Research talk:Wikipedia article creation/Work log/Friday, November 15th
Return to "Wikipedia article creation/Work log/Friday, November 15th" page.
Friday, November 15thEdit
I don't have much time to hack on this today. I've been waiting for one of my queries to finish. This is the one that gathers all of the pages that *have not* been deleted along with the rev_id of their first edit. Instead of waiting on that to finish, I decided to split up the work.

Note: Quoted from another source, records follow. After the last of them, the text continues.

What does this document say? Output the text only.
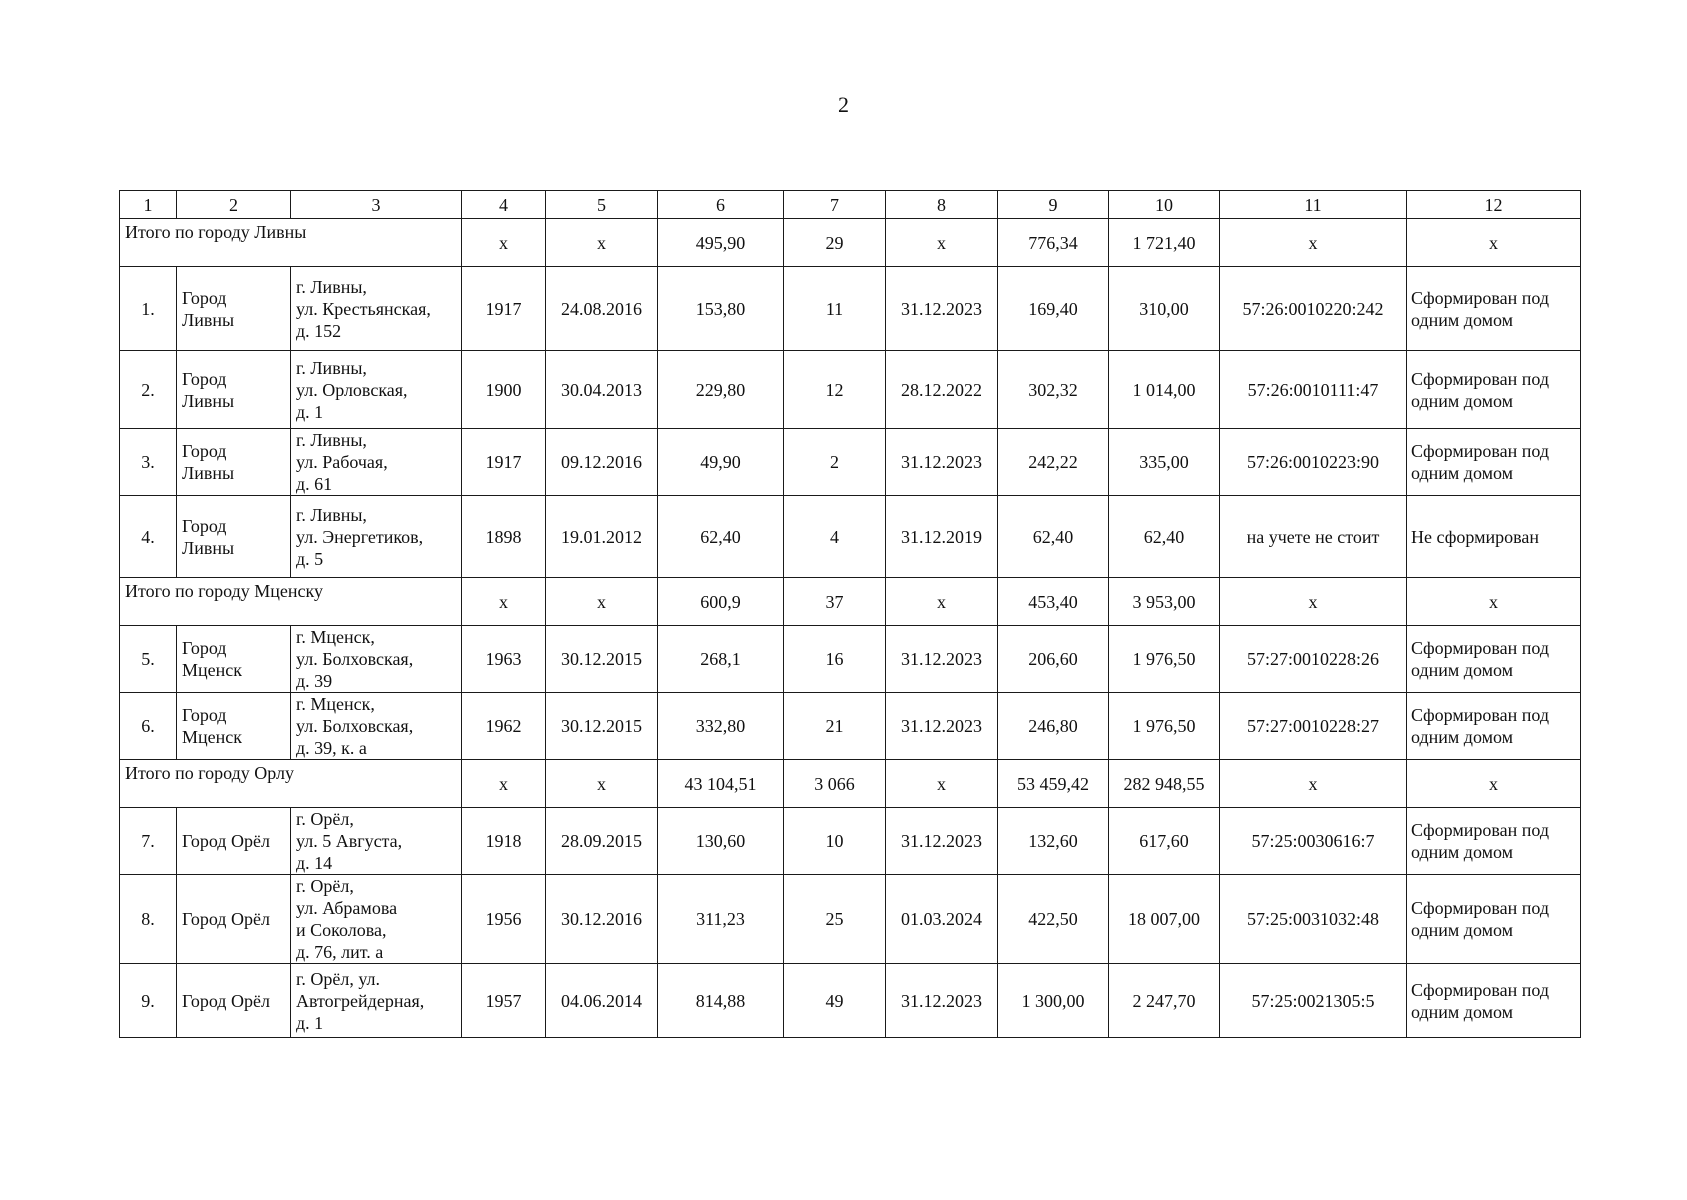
2
1	2	3	4	5	6	7	8	9	10	11	12
Итого по городу Ливны			x	x	495,90	29	x	776,34	1 721,40	x	x
1.	Город
Ливны	г. Ливны,
ул. Крестьянская,
д. 152	1917	24.08.2016	153,80	11	31.12.2023	169,40	310,00	57:26:0010220:242	Сформирован под
одним домом

2.	Город
Ливны	г. Ливны,
ул. Орловская,
д. 1	1900	30.04.2013	229,80	12	28.12.2022	302,32	1 014,00	57:26:0010111:47	Сформирован под
одним домом

3.	Город
Ливны	г. Ливны,
ул. Рабочая,
д. 61	1917	09.12.2016	49,90	2	31.12.2023	242,22	335,00	57:26:0010223:90	Сформирован под
одним домом

4.	Город
Ливны	г. Ливны,
ул. Энергетиков,
д. 5	1898	19.01.2012	62,40	4	31.12.2019	62,40	62,40	на учете не стоит	Не сформирован

Итого по городу Мценску			x	x	600,9	37	x	453,40	3 953,00	x	x
5.	Город
Мценск	г. Мценск,
ул. Болховская,
д. 39	1963	30.12.2015	268,1	16	31.12.2023	206,60	1 976,50	57:27:0010228:26	Сформирован под
одним домом

6.	Город
Мценск	г. Мценск,
ул. Болховская,
д. 39, к. а	1962	30.12.2015	332,80	21	31.12.2023	246,80	1 976,50	57:27:0010228:27	Сформирован под
одним домом

Итого по городу Орлу			x	x	43 104,51	3 066	x	53 459,42	282 948,55	x	x
7.	Город Орёл	г. Орёл,
ул. 5 Августа,
д. 14	1918	28.09.2015	130,60	10	31.12.2023	132,60	617,60	57:25:0030616:7	Сформирован под
одним домом

8.	Город Орёл	г. Орёл,
ул. Абрамова
и Соколова,
д. 76, лит. а	1956	30.12.2016	311,23	25	01.03.2024	422,50	18 007,00	57:25:0031032:48	Сформирован под
одним домом

9.	Город Орёл	г. Орёл, ул.
Автогрейдерная,
д. 1	1957	04.06.2014	814,88	49	31.12.2023	1 300,00	2 247,70	57:25:0021305:5	Сформирован под
одним домом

First, I'll get all of the page stats from the revision table:
CREATE TABLE halfak.nov13_page_revision_stats SELECT rev_page AS page_id, MIN(rev_id) AS first_rev_id, COUNT(*) AS revisions, MIN(rev_timestamp) AS first_edit, MAX(rev_timestamp) AS last_edit FROM revision WHERE rev_timestamp < "20131105000000" GROUP BY 1
Then I'll join it with page to get non-archived pages with stats:
SELECT page_id, page_namespace, page_title, revisions, first_edit, last_edit, False AS archived, first_rev_id FROM halfak.page_revision_stats INNER JOIN page USING (page_id) WHERE rev_timestamp < "20131105000000" GROUP BY 1,2,3;
I've kicked the query off so, hopefully, it will be done by the end of the day.